Colombian activist (1975–2000)

Adriana Fernanda Benitez Perugache (31 October 1975 – 14 October 2000) was a Colombian student leader and founder of Radicales Libres who was murdered by the United Self-Defense Forces of Colombia. She became known as the "Flower of the University (of Nariño)" (La Flora de la Universidad).

==Biography==
Adriana Benítez was born on 31 October 1975 the third of five sisters in San Rafael Hospital, Pasto, Colombia. After she graduated high school, she entered the University of Nariño to study economics. At 18, she had a child and was obliged to enter the workforce to pay for her tuition and family, which was difficult because of low wages. In this environment, she became a socialist and began meeting and working with local women to at first procure items for families and then improved working conditions, rights, and benefits.

At the university-level, she founded the student group Radicales Libres and led student demonstrations against the 1999 National Development Plan and organized the Departmental Forum Against the Colombia Plan. She also advocated for the reduction of motor vehicles in Pasto and organized protests against Plan Colombia.

==Murder==
On 14 October 2000, Benítez and fellow student Martín Emilio Rodríguez were shot dead on the Plaza de Nariño in Pasto by Guillermo Pérez Alzate, alias "Pablo Sevillano," a United Self-Defense Forces of Colombia (AUC) gunman acting on the orders of Carlos Castaño Gil while she was meeting with local women. The motive for the shooting was that she had "worked with FARC in the El Caguán DMZ." While exiting a restaurant, Pérez and an accomplice exited a red van and shot Benítez and Rodríguez in the back and then fled to the other side of the square to re-enter the van and escape.

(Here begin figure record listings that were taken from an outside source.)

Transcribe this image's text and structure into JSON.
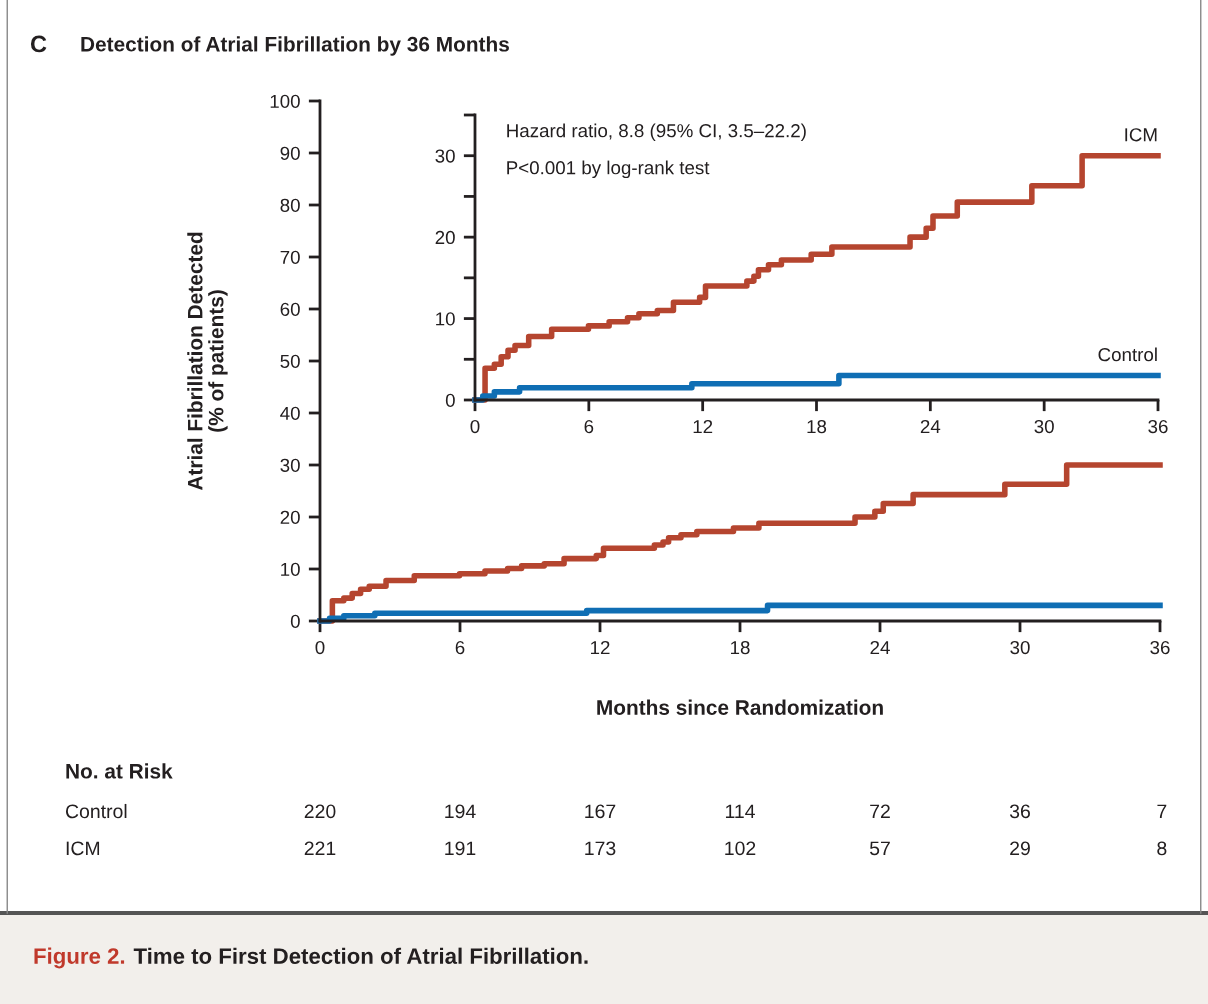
{
  "chart_data": [
    {
      "type": "step",
      "title": "Detection of Atrial Fibrillation by 36 Months",
      "xlabel": "Months since Randomization",
      "ylabel": "Atrial Fibrillation Detected\n(% of patients)",
      "xlim": [
        0,
        36
      ],
      "xticks": [
        0,
        6,
        12,
        18,
        24,
        30,
        36
      ],
      "ylim": [
        0,
        100
      ],
      "yticks": [
        0,
        10,
        20,
        30,
        40,
        50,
        60,
        70,
        80,
        90,
        100
      ],
      "grid": false,
      "legend": false,
      "series": [
        {
          "color": "#b5452f",
          "x": [
            0,
            0.53,
            1.02,
            1.38,
            1.74,
            2.11,
            2.83,
            4.04,
            5.98,
            7.07,
            8.04,
            8.64,
            9.61,
            10.46,
            11.84,
            12.15,
            14.33,
            14.7,
            14.94,
            15.47,
            16.15,
            17.72,
            18.81,
            22.93,
            23.78,
            24.14,
            25.42,
            29.35,
            32.0,
            36
          ],
          "values": [
            0,
            3.9,
            4.4,
            5.3,
            6.1,
            6.7,
            7.8,
            8.7,
            9.1,
            9.6,
            10.1,
            10.6,
            11.0,
            12.0,
            12.6,
            14.0,
            14.6,
            15.2,
            16.0,
            16.6,
            17.2,
            17.9,
            18.8,
            20.0,
            21.1,
            22.6,
            24.3,
            26.3,
            30.0,
            30.0
          ]
        },
        {
          "color": "#0f6eb4",
          "x": [
            0,
            0.41,
            1.02,
            2.35,
            11.43,
            19.18,
            36
          ],
          "values": [
            0,
            0.5,
            1.0,
            1.5,
            2.0,
            3.0,
            3.0
          ]
        }
      ],
      "annotations": [
        "C",
        "No. at Risk",
        "Control",
        "220",
        "194",
        "167",
        "114",
        "72",
        "36",
        "7",
        "ICM",
        "221",
        "191",
        "173",
        "102",
        "57",
        "29",
        "8",
        "Figure 2.",
        "Time to First Detection of Atrial Fibrillation."
      ]
    },
    {
      "type": "step",
      "xlim": [
        0,
        36
      ],
      "xticks": [
        0,
        6,
        12,
        18,
        24,
        30,
        36
      ],
      "ylim": [
        0,
        35
      ],
      "yticks": [
        0,
        {
          "value": 5,
          "label": null
        },
        10,
        {
          "value": 15,
          "label": null
        },
        20,
        {
          "value": 25,
          "label": null
        },
        30,
        {
          "value": 35,
          "label": null
        }
      ],
      "grid": false,
      "legend": false,
      "series": [
        {
          "name": "ICM",
          "color": "#b5452f",
          "x": [
            0,
            0.53,
            1.02,
            1.38,
            1.74,
            2.11,
            2.83,
            4.04,
            5.98,
            7.07,
            8.04,
            8.64,
            9.61,
            10.46,
            11.84,
            12.15,
            14.33,
            14.7,
            14.94,
            15.47,
            16.15,
            17.72,
            18.81,
            22.93,
            23.78,
            24.14,
            25.42,
            29.35,
            32.0,
            36
          ],
          "values": [
            0,
            3.9,
            4.4,
            5.3,
            6.1,
            6.7,
            7.8,
            8.7,
            9.1,
            9.6,
            10.1,
            10.6,
            11.0,
            12.0,
            12.6,
            14.0,
            14.6,
            15.2,
            16.0,
            16.6,
            17.2,
            17.9,
            18.8,
            20.0,
            21.1,
            22.6,
            24.3,
            26.3,
            30.0,
            30.0
          ]
        },
        {
          "name": "Control",
          "color": "#0f6eb4",
          "x": [
            0,
            0.41,
            1.02,
            2.35,
            11.43,
            19.18,
            36
          ],
          "values": [
            0,
            0.5,
            1.0,
            1.5,
            2.0,
            3.0,
            3.0
          ]
        }
      ],
      "annotations": [
        "Hazard ratio, 8.8 (95% CI, 3.5–22.2)",
        "P<0.001 by log-rank test"
      ]
    }
  ]
}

Benítez's murder came at a time when the organized student body at the University of Nariño had been strengthened by their demonstrations in 1998 and 1999 against the government of Andrés Pastrana Arango. The organized students, already identified by right-wing paramilitaries as a potential ally to left-wing guerrillas and considered by the AUC since 199 to be "infiltrated," began to more freely associate with other leftist organizations.

==Legacy==
One of the female dormitories at the National University of Colombia at Manizales is named after Benítez.